The limits of society's legitimate interest in the welfare of children


I have been spending a lot of time in Stamford Hill recently, an area of North London where I used to live. It is home to a very large orthodox Jewish community. The children of this group are pretty much cut off from ordinary life in twenty first century Britain. They watch no television, have no computers or games consoles, do not play in the park or hang out listening to pop music. Their homes contain few books other than those of a religious nature and they all dress like eighteenth century Poles and Lithuanians. Many do not attend school regularly, being taught in small, unregistered homes by other parents. Is this anybody's business but their parents? Most home educators would probably claim that it is not and I suppose that they would be right. And yet, many people are uneasy about such a closed community, cut off from the rest of society. Interestingly enough, this community generated one of the key cases of precedent upon which home educators now rely; R v Secretary of State for Education, ex parte Talmud Torah Mackzikei Hadass School Trust.


I know, because I have dealings with various professionals in the area, that the children of this community have incredibly high rates of stammering, bedwetting and developmental disorders. Occasional cases of child abuse surface and the person who reports them to the police then becomes a traitor to his own community. The last time this happened, a lynch mob gathered outside of the person who went to the police, chanting, 'Informer' in Yiddish. This is another problem; many of the children are not too good at English, despite the fact that their families have lived in this country for fifty or sixty years. They have little opportunity and sometimes not even the ability to disclose any problems to outsiders.



This is not of course an anti-Semitic diatribe, targeting the Jewish community! I lived in Israel myself for some years and my first wife was orthodox. Nor is this the only closed community of which I am aware. Some Christian sects are almost the same and will not readily deal with outsiders. Their loyalty is more to their church than to society in general and when a child is abused, there is a tendency to cover it up and avoid a scandal. We have seen this with the Catholic Church and it also happens with Jehovah's Witnesses.

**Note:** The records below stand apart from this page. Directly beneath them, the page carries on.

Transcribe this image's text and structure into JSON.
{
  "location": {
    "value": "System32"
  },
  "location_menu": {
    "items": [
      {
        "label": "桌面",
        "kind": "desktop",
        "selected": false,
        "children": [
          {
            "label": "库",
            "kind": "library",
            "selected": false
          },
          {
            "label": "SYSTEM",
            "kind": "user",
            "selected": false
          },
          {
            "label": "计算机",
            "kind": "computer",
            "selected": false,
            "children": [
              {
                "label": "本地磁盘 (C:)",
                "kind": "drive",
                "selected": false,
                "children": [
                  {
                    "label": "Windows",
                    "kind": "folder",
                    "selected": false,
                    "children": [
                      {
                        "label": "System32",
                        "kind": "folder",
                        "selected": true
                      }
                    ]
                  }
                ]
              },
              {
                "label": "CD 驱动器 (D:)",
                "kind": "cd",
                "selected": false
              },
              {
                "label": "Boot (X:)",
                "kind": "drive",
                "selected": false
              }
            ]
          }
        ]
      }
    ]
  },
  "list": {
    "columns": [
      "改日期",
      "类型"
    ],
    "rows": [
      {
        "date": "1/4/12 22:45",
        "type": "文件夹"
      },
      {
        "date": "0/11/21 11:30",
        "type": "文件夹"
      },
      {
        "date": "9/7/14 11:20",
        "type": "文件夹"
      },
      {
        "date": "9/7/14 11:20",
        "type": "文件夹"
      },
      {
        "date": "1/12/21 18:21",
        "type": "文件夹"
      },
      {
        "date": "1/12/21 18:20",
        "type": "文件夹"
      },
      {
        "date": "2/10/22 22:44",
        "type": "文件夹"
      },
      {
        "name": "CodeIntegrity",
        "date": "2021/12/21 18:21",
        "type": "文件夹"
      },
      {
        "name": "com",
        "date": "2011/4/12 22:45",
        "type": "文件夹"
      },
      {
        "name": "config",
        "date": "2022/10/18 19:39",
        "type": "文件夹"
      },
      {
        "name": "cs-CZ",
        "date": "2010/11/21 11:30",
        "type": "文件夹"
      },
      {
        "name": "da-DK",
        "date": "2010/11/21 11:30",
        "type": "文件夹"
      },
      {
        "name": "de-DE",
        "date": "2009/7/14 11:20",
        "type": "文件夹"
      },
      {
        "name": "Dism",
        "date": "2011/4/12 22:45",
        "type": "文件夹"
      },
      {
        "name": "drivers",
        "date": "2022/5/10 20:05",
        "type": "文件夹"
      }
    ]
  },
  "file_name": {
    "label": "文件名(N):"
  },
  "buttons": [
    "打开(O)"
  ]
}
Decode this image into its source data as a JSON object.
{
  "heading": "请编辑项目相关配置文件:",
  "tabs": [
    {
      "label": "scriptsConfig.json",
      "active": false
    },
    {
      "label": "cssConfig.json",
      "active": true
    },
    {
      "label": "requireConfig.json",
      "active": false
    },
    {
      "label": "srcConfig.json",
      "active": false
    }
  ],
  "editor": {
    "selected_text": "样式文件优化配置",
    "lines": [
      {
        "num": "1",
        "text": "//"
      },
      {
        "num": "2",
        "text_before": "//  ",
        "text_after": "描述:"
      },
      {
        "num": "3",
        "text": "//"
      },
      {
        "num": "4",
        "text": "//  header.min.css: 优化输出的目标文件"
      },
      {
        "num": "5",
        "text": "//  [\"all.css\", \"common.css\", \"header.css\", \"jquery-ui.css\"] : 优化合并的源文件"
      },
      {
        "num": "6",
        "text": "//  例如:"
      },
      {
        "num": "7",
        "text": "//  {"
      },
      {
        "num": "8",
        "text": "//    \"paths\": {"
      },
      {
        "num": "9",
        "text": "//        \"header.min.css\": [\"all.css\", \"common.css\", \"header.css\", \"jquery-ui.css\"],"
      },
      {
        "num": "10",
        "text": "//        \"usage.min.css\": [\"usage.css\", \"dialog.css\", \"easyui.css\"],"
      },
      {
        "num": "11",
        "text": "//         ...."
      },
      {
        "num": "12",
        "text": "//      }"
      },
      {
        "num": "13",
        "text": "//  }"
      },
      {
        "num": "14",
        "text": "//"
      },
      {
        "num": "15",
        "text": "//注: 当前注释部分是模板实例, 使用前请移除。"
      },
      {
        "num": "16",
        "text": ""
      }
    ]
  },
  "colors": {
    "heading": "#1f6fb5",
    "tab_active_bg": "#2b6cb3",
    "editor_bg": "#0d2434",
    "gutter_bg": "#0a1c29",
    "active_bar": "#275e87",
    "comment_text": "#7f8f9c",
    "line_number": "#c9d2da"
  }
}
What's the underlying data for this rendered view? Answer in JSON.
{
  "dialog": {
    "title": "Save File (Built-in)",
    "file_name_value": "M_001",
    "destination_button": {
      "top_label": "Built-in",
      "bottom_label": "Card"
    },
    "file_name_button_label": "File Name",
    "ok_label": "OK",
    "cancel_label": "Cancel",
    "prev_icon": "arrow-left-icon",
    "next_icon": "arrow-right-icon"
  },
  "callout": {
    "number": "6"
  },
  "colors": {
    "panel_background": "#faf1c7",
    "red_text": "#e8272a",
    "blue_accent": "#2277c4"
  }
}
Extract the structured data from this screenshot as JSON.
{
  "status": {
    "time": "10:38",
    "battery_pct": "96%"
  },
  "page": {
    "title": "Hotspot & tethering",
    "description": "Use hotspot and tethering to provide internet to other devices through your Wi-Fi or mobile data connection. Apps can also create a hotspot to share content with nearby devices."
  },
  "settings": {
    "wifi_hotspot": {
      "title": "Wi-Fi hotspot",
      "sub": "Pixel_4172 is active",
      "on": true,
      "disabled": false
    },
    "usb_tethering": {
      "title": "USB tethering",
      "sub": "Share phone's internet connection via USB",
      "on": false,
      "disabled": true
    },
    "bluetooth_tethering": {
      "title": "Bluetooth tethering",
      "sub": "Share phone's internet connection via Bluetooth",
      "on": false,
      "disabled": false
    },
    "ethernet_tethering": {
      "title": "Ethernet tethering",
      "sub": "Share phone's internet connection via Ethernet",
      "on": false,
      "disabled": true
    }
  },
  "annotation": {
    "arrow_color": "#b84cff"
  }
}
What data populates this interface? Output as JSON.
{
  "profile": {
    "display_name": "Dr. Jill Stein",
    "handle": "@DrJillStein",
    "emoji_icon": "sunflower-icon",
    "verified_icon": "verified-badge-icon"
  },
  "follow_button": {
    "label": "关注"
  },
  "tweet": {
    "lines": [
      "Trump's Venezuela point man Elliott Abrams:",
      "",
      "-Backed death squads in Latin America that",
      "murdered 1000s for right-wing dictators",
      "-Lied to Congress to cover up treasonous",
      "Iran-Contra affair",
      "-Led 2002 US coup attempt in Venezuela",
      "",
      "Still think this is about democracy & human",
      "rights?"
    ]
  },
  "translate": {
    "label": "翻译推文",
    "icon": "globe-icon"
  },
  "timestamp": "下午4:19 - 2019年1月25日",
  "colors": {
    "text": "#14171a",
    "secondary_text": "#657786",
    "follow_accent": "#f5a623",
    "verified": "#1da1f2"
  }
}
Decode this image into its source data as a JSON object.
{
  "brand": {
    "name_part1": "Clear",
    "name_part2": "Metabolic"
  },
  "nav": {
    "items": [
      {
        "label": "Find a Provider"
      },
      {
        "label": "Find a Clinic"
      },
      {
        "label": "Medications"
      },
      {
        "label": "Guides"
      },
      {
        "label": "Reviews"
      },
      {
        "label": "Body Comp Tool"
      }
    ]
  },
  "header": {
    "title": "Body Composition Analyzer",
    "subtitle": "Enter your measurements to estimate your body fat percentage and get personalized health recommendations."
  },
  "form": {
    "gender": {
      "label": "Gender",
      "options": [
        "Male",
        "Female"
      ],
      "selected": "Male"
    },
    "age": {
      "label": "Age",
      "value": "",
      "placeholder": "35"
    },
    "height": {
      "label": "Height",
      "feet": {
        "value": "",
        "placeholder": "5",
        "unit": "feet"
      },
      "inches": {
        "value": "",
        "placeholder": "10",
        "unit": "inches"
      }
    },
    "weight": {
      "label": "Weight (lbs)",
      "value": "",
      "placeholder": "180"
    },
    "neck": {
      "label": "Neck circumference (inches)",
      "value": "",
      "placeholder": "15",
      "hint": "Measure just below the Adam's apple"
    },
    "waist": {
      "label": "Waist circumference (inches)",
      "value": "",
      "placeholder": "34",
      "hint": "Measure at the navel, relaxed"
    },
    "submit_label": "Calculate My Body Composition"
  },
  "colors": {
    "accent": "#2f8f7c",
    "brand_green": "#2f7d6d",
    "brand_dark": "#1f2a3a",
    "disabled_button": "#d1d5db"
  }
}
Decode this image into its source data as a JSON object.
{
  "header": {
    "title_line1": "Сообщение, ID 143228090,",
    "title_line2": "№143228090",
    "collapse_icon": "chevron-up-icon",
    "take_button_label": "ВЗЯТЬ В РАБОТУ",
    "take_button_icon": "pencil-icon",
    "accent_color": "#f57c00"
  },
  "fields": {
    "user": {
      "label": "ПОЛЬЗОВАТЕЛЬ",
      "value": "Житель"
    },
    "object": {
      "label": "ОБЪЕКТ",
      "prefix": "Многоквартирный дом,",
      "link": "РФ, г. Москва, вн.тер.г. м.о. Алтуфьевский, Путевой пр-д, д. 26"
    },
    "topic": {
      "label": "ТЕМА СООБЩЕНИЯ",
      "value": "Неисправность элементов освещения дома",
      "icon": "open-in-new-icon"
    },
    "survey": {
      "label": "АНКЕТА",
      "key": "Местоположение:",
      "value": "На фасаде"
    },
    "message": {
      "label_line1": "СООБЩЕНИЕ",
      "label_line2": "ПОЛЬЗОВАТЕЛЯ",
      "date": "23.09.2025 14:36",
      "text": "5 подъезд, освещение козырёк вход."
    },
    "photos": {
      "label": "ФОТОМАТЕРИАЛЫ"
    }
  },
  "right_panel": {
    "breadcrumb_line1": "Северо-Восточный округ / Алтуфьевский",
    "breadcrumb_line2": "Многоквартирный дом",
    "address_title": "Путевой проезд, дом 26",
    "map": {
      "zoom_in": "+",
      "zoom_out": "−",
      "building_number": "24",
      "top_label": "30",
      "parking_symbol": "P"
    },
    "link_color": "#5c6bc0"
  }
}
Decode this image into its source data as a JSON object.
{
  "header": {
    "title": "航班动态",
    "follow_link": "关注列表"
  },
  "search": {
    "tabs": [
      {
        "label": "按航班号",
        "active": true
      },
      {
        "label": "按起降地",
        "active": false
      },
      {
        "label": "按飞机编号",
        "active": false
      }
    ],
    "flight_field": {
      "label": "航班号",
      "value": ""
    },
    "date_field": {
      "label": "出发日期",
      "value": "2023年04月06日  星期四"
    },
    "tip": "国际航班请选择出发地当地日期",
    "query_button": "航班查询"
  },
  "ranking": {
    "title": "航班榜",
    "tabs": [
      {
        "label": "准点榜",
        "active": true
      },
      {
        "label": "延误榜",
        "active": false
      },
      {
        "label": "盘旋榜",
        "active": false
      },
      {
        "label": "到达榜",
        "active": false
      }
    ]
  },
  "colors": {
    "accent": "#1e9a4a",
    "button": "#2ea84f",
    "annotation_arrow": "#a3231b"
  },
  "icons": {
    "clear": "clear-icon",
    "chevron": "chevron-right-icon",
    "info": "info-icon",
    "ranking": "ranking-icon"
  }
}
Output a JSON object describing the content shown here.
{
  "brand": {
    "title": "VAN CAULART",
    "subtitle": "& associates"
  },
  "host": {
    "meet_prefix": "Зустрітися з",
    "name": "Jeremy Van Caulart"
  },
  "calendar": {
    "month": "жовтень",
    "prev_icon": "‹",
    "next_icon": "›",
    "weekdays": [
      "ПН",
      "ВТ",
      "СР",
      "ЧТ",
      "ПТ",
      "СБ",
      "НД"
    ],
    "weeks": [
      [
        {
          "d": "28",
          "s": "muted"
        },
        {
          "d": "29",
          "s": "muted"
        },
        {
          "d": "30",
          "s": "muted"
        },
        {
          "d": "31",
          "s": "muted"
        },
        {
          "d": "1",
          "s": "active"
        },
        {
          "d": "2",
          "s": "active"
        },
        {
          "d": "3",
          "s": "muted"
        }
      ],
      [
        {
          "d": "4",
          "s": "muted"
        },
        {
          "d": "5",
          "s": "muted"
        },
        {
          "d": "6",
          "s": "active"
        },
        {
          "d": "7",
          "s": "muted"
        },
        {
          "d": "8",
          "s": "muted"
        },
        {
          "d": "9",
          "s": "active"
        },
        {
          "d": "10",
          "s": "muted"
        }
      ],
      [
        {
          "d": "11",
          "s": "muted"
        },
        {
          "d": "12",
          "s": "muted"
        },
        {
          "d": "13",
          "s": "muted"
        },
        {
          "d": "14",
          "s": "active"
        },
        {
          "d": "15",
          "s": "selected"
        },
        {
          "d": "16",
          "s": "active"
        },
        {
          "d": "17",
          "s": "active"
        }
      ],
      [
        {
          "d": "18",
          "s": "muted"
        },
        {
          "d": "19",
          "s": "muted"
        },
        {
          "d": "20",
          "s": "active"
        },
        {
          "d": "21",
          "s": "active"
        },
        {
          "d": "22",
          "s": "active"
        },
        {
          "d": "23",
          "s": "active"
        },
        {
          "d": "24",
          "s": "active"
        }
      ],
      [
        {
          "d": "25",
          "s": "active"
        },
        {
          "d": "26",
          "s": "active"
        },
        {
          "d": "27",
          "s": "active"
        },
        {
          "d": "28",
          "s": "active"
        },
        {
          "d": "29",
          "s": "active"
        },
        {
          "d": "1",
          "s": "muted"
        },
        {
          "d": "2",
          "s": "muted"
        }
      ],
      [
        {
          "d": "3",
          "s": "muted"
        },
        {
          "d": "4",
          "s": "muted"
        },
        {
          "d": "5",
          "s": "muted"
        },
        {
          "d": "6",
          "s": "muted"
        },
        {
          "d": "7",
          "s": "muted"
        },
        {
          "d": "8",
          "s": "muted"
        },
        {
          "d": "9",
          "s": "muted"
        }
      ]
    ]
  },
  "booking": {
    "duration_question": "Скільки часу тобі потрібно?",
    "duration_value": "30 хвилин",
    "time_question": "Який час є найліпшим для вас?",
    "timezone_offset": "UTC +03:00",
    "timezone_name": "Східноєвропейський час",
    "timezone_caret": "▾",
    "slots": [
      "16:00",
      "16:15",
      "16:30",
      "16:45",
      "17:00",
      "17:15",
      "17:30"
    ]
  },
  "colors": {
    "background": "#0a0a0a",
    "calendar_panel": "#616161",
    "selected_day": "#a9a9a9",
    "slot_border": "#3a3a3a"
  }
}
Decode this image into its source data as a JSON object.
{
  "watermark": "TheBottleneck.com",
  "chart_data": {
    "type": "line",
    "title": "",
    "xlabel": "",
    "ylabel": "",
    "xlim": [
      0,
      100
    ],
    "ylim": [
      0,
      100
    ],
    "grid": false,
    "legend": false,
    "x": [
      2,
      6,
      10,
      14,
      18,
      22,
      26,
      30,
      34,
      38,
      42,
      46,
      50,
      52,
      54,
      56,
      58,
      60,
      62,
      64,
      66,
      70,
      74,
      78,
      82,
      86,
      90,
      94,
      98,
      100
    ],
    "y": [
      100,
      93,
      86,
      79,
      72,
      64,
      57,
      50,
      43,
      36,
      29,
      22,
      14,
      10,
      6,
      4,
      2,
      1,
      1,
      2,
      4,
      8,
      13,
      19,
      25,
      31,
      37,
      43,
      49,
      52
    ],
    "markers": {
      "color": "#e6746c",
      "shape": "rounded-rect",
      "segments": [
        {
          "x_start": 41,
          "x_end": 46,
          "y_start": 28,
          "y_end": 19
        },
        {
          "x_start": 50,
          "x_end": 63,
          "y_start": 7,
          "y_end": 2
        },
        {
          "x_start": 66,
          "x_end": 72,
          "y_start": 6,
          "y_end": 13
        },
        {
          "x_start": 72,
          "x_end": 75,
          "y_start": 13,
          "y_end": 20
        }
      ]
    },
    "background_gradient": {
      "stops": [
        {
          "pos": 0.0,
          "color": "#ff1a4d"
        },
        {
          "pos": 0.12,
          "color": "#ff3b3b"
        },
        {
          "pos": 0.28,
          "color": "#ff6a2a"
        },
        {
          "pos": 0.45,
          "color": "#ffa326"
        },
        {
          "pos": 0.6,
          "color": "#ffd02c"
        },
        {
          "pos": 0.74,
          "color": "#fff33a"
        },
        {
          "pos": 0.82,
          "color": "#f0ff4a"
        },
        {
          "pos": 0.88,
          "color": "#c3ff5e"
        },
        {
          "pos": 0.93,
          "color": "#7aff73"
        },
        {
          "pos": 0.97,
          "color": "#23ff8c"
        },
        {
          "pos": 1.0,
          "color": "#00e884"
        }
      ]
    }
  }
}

What, if anything, should we do about this? Should separate communities of this sort be tolerated in a liberal democracy? Or should the state adopt a pro-active approach and insist that such people keep in touch with ordinary society and open up a bit; allow their children the same experiences in life as others? This could be a problem. Some parents deliberately wish to avoid their children growing up to be interested in nothing but pop music and so on. The moral codes of devout Catholics, Jews and Muslims seem to me to be vastly preferable to what passes for ethics and morality among many young people today in western society. I would be interested to know to what extent, in any, readers feel that such things should be the business of anybody but the members of the community themselves.